Solar panels should be angled optimally for solar gain, particularly during the shorter winter days. If your site is in the northern hemisphere you should point your panels to true south. The reverse is true for places in the southern hemisphere. For many locations there is quite a difference between magnetic south and true south, so you should consult a declination map before setting your mounting structure.
The solar panels should be tiled up from horizontal to get a better angle at the sun and to help shed rain and snow. For best year round power output, with the least amount of maintenance, you should face the solar panels true south at a tilt angle equal to your latitude with respect to the horizontal position.
If you are able to adjust the solar panel seasonally, a good rule of thumb is:
- Latitude minus 15 degrees in the summer.
- Latitude in the spring/fall.
- Latitude plus 15 degrees in the winter.
A careful design approach
When a generator or utility main is present, we use a relatively large pump and turn it on only as needed. With solar pumping system, we don’t have this luxury. Solar pv panels have come down much in cost but aren’t inexpensive, per se, so we must size our systems carefully. It is like fitting a suit of clothes; you need all the measurements. For solar water pumps, first identify how much water you need per day and the vertical lift required.

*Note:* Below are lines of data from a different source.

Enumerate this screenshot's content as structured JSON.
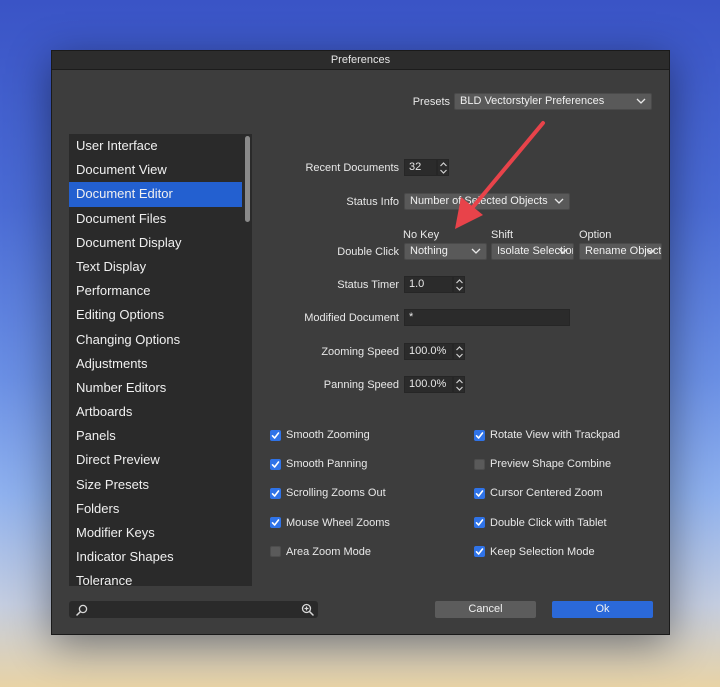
{
  "window": {
    "title": "Preferences"
  },
  "presets": {
    "label": "Presets",
    "value": "BLD Vectorstyler Preferences"
  },
  "sidebar": {
    "items": [
      {
        "label": "User Interface"
      },
      {
        "label": "Document View"
      },
      {
        "label": "Document Editor",
        "selected": true
      },
      {
        "label": "Document Files"
      },
      {
        "label": "Document Display"
      },
      {
        "label": "Text Display"
      },
      {
        "label": "Performance"
      },
      {
        "label": "Editing Options"
      },
      {
        "label": "Changing Options"
      },
      {
        "label": "Adjustments"
      },
      {
        "label": "Number Editors"
      },
      {
        "label": "Artboards"
      },
      {
        "label": "Panels"
      },
      {
        "label": "Direct Preview"
      },
      {
        "label": "Size Presets"
      },
      {
        "label": "Folders"
      },
      {
        "label": "Modifier Keys"
      },
      {
        "label": "Indicator Shapes"
      },
      {
        "label": "Tolerance"
      }
    ]
  },
  "settings": {
    "recent_documents": {
      "label": "Recent Documents",
      "value": "32"
    },
    "status_info": {
      "label": "Status Info",
      "value": "Number of Selected Objects"
    },
    "double_click": {
      "label": "Double Click",
      "no_key": {
        "header": "No Key",
        "value": "Nothing"
      },
      "shift": {
        "header": "Shift",
        "value": "Isolate Selection"
      },
      "option": {
        "header": "Option",
        "value": "Rename Object"
      }
    },
    "status_timer": {
      "label": "Status Timer",
      "value": "1.0"
    },
    "modified_document": {
      "label": "Modified Document",
      "value": "*"
    },
    "zooming_speed": {
      "label": "Zooming Speed",
      "value": "100.0%"
    },
    "panning_speed": {
      "label": "Panning Speed",
      "value": "100.0%"
    }
  },
  "checkboxes": {
    "left": [
      {
        "label": "Smooth Zooming",
        "checked": true
      },
      {
        "label": "Smooth Panning",
        "checked": true
      },
      {
        "label": "Scrolling Zooms Out",
        "checked": true
      },
      {
        "label": "Mouse Wheel Zooms",
        "checked": true
      },
      {
        "label": "Area Zoom Mode",
        "checked": false
      }
    ],
    "right": [
      {
        "label": "Rotate View with Trackpad",
        "checked": true
      },
      {
        "label": "Preview Shape Combine",
        "checked": false
      },
      {
        "label": "Cursor Centered Zoom",
        "checked": true
      },
      {
        "label": "Double Click with Tablet",
        "checked": true
      },
      {
        "label": "Keep Selection Mode",
        "checked": true
      }
    ]
  },
  "footer": {
    "cancel_label": "Cancel",
    "ok_label": "Ok",
    "search_value": ""
  },
  "colors": {
    "accent": "#2360d0",
    "ok_button": "#2b69d9",
    "checkbox": "#2f73e8",
    "arrow": "#e8434a"
  }
}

Next we will determine whether a submersible well pump or a surface pump is best. This is based on the nature of the water source. Submersible pumps are suited both to deep well and to surface water sources. Surface pumps can only draw water from about 20 feet (3m) below ground level, but they can push it far uphill. Where a surface pump is feasible, it is less expensive than a submersible, and a greater variety is available.